Moments later, his eyes are on the verge of shutting and I'm beginning to regret what I have done.

I despise Tito.

Panicking, my hands are released from his bruised neck. Suddenly, he collapses to the floor, coughing and heaving, trying to regain proper pulse and breathing rate. As I take a few steps back, his head slowly raises. He glances at me with fatigued eyes, filled with so much intimidation and hurt.

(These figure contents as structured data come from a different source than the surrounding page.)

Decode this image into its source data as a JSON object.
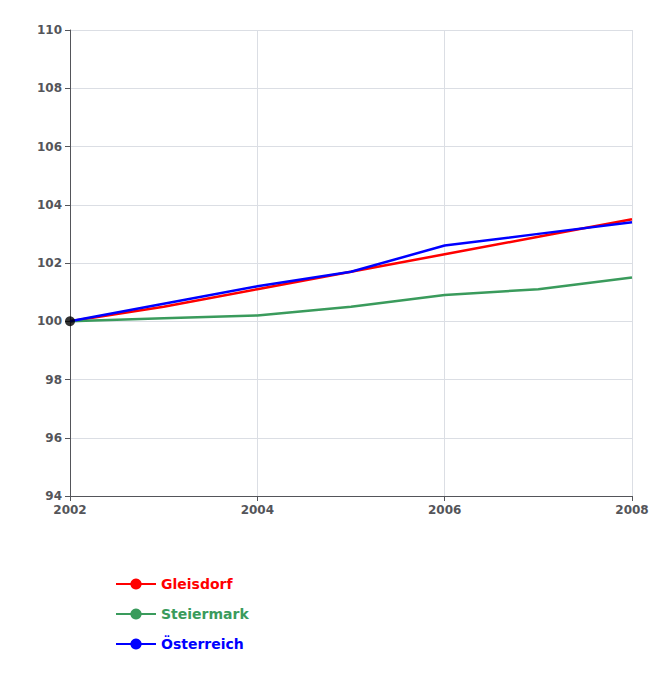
{
  "chart_data": {
    "type": "line",
    "x": [
      2002,
      2003,
      2004,
      2005,
      2006,
      2007,
      2008
    ],
    "series": [
      {
        "name": "Gleisdorf",
        "color": "#ff0000",
        "values": [
          100.0,
          100.5,
          101.1,
          101.7,
          102.3,
          102.9,
          103.5
        ]
      },
      {
        "name": "Steiermark",
        "color": "#3a9b5c",
        "values": [
          100.0,
          100.1,
          100.2,
          100.5,
          100.9,
          101.1,
          101.5
        ]
      },
      {
        "name": "Österreich",
        "color": "#0000ff",
        "values": [
          100.0,
          100.6,
          101.2,
          101.7,
          102.6,
          103.0,
          103.4
        ]
      }
    ],
    "points": [
      {
        "x": 2002,
        "y": 100,
        "color": "#000000",
        "marker": "circle"
      }
    ],
    "xlim": [
      2002,
      2008
    ],
    "xticks": [
      2002,
      2004,
      2006,
      2008
    ],
    "ylim": [
      94,
      110
    ],
    "yticks": [
      94,
      96,
      98,
      100,
      102,
      104,
      106,
      108,
      110
    ],
    "grid": true,
    "legend": "bottom"
  }
}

It's something that I cannot take.

So I flee.

-
My fingernails scrape the wet, freezing ashen chains on the ancient swings and instantly move away to land on the soft material of my soaked overshirt that uncomfortably clings to my shivering skin.Tranquil patters of rain rhythmically land onto the grey, miserable ground which fortunately calm the eeriness of the lone park that I have now situated myself in. Small, warm tears stream down my face as I take my seat on the ebony platform. I am grateful that my mind hastily decided to wear leather boots. They are waterproof and are the only clothing item that is managing to keep part of my body warm and pleasant.

What on earth have I done? No matter how angry I was there was no right for me to hurt Tito to the actual point where a serious injury would occur.

I should've stopped. It could've only lasted for a few seconds but knowing me, I had to extend it.

What's wrong with me? Tito may have been killed all because of my mindless actions. What are the Jackson family going to think of me? Ban me from their household? Think of me as a shameful girl?

Most of all, what's Michael going to think of me?

I'm so stupid.

"What if I killed him? Michael will think I'm mental. I lost my temper because his words hurt me and it also hurt Michael, resulting in me even more hurt. I love him..." I mumble to myself, gently swinging back and forth, shoes scraping across the ground. Pricks of rain hit against my cheek. Quick needles. It causes an abrupt, unexpected reaction.